I’m already plotting return visits to eat my way through Vajra’s entire small plates menu, a parade of classic Himalayan dishes in miniature, like charred duck chhoela and steamed momos. The shiny-skinned parcels’ edges were neatly pleated into little ridges, their centers teeming with minced goat and napa cabbage flavored with ginger and szechuan peppercorns. Dabbed in creamy avocado chutney and sweet tomato sauce, each bite was a sensory symphony.
The samosa chaat arrived as a deconstruction of the savory fried appetizer—warm, fried mashed potato cones and peas wading in yogurt sauce streaked with cilantro chutney and dotted with sev, tiny fried noodles made from chickpea flour. I’d suggest eating this sweet-savory delight quickly to appreciate the textural and temperature contrasts—easy work for a foursome.
A tomato and cashew sauce enrobed a pair of paneer-stuffed capsicum peppers in luscious, tangy comfort. Preserved bamboo shoots and potato bobbed in cumin- and coriander-spiced curry in a nod to the beloved Nepali soup aloo tama bodi. Each of executive chef Min Thapa’s nuanced, beautifully spiced preparations lingered on my mind the way aromas from a long-cooked meal sometimes pervade the kitchen for an extra day or two.
But none haunted me quite like the tandoori venison. Smoky bark enveloped the succulent, earthy meat, which is marinated overnight in yogurt, spices and young papaya. We spritzed it with the juice of a blistered lemon and drizzled it with smoked makhani, a mouth-coating butter gravy. I’ve never tasted deer meat this special.
Service flowed effortlessly like a quiet, steady stream of attention and care from the ever-roving waitstaff, all of whom were fluent in the expansive food and drink menu, without a hint of preach.
Overstuffed as we were, paan pistachio kuulchi—bittersweet betel leaf and burnt pistachio ice cream in a pool of bright mango sauce—was a fitting ender, refreshing us with just enough creamy sweetness to satisfy. Like everything else I tasted, it stirred all five senses to joyous life, for which I’ll return to Vajra again and again.
Atmosphere: In the home of shuttered ragtag pasta spot the Charleton, Vajra leans elegant, comfortable and serene, with a black-and-white color palette, accented by colorful framed artwork and intricate carved dividers.
What to eat: Executive chef Min Thapa’s (Cumin) lovely renditions of traditional Nepali dishes join a small handful of Indian staples like biryani, vindaalu and naan. Don’t miss the goat momos, tandoori-cooked venison and goat, and paneer-stuffed capsicum.

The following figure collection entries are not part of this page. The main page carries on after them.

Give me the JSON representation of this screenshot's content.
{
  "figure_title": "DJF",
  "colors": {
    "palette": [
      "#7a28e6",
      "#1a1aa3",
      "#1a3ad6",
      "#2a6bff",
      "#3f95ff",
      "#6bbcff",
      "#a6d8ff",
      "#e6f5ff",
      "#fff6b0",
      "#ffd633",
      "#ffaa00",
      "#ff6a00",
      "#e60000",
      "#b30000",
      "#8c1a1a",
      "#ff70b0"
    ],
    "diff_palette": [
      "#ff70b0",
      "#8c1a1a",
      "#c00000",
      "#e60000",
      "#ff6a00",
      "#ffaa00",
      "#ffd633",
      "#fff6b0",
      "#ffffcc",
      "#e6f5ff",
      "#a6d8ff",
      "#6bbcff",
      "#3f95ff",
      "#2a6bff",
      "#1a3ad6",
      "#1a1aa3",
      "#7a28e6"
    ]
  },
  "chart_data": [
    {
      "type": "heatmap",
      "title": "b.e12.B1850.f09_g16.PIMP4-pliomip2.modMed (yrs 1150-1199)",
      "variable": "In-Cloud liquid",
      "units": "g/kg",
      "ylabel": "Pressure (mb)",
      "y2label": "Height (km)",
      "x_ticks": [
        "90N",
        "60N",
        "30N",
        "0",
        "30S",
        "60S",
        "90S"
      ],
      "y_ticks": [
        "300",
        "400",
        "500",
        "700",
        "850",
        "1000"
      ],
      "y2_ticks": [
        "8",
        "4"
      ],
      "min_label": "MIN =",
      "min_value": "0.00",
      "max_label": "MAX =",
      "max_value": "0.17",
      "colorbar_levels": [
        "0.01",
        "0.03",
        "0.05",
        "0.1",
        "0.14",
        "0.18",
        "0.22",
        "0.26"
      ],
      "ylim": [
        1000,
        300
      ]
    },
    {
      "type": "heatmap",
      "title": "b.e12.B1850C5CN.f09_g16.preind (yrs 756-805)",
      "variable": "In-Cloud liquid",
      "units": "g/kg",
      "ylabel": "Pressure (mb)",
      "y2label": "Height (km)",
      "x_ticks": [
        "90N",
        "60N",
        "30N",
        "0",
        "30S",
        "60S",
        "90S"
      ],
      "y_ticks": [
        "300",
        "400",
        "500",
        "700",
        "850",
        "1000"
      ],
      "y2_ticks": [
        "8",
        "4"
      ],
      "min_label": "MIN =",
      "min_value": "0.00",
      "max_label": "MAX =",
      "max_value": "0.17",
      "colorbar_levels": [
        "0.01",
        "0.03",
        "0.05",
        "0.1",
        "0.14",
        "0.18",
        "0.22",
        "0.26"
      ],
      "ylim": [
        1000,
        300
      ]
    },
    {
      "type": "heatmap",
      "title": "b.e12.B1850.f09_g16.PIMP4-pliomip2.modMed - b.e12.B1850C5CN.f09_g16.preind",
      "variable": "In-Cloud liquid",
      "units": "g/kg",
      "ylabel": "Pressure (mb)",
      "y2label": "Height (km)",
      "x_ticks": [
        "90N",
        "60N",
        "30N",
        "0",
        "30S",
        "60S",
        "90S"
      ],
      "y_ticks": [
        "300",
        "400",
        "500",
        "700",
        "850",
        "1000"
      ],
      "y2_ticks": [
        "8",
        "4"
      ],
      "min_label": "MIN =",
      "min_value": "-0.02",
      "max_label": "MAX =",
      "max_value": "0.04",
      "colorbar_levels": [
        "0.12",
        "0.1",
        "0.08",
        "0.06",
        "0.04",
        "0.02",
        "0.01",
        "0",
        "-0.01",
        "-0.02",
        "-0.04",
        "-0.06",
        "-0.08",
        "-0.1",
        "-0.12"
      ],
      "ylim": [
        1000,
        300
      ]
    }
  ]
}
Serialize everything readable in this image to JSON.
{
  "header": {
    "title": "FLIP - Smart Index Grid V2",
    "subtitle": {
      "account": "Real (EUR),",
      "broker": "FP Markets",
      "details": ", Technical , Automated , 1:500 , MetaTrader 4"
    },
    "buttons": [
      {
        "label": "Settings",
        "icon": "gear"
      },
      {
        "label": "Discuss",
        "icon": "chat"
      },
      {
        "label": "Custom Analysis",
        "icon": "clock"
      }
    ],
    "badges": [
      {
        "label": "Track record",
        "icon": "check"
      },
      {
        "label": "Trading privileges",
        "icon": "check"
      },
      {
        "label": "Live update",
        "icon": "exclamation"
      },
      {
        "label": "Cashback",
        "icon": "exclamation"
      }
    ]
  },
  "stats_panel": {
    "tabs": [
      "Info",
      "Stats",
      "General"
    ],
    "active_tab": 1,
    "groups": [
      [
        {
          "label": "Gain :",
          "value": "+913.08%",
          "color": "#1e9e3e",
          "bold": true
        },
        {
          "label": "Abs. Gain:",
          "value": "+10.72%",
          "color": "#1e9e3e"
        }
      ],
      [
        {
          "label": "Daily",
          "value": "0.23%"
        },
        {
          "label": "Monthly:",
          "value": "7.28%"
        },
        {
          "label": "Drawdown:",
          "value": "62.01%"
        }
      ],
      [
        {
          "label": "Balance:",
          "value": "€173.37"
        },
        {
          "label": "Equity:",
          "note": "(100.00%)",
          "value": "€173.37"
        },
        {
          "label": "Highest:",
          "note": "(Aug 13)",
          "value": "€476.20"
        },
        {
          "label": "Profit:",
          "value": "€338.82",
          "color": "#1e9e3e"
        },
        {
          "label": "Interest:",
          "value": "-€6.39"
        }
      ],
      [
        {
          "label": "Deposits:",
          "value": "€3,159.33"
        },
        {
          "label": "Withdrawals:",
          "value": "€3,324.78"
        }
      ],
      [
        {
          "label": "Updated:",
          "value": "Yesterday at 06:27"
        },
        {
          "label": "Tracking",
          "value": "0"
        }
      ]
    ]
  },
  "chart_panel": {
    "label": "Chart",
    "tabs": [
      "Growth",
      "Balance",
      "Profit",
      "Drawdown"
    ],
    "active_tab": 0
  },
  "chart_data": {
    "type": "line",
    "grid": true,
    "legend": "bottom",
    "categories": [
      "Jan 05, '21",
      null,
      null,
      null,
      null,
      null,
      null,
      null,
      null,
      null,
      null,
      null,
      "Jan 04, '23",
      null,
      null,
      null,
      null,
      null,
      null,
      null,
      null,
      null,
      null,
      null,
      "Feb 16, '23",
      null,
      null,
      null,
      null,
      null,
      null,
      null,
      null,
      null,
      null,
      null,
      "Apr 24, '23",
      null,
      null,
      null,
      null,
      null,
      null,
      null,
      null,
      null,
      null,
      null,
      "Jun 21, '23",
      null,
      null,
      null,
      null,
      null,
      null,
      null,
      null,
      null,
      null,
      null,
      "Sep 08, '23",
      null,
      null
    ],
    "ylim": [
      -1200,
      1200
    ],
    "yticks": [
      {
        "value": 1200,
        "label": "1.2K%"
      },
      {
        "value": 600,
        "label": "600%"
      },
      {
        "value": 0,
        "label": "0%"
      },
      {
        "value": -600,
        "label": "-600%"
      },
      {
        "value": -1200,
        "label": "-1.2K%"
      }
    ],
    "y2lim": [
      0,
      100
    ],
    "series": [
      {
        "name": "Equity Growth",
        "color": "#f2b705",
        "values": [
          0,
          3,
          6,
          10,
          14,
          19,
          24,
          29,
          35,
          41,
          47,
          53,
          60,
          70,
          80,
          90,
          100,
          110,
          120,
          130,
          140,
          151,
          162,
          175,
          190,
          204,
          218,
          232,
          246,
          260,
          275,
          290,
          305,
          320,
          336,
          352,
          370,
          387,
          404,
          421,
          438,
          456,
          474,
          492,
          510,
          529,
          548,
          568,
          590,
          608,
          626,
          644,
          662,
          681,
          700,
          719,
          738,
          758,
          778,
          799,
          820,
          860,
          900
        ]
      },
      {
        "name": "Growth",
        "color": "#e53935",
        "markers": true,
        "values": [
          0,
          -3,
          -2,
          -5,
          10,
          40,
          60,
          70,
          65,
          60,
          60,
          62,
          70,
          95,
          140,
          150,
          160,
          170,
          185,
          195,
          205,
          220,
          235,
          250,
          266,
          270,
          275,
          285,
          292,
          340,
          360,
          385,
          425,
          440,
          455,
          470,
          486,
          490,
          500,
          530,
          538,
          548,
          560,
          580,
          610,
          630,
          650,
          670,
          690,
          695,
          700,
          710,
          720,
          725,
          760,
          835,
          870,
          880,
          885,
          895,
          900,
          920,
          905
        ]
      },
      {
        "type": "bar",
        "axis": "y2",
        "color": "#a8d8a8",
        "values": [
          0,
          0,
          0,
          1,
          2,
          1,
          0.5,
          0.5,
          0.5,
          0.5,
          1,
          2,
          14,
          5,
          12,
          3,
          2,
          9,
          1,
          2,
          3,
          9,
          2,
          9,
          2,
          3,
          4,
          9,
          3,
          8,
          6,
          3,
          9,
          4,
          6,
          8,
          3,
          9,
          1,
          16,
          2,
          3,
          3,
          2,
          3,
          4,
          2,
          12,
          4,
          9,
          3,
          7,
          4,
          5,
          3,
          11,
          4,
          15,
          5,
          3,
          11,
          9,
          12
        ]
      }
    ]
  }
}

What to drink: Head bartender Juanjo Pulgarin’s colorful cocktails are perfumed with spices, chilies and floral liqueurs to complement the fiery fare. Try the bright, limey Fields of Elysium or the boozeless habanero-spiced lassi.
Where to sit: Come early for a drink at this 56-seater’s small but lively bar. The narrow dining room is comfortably spaced and great for groups. Book in advance via Tock.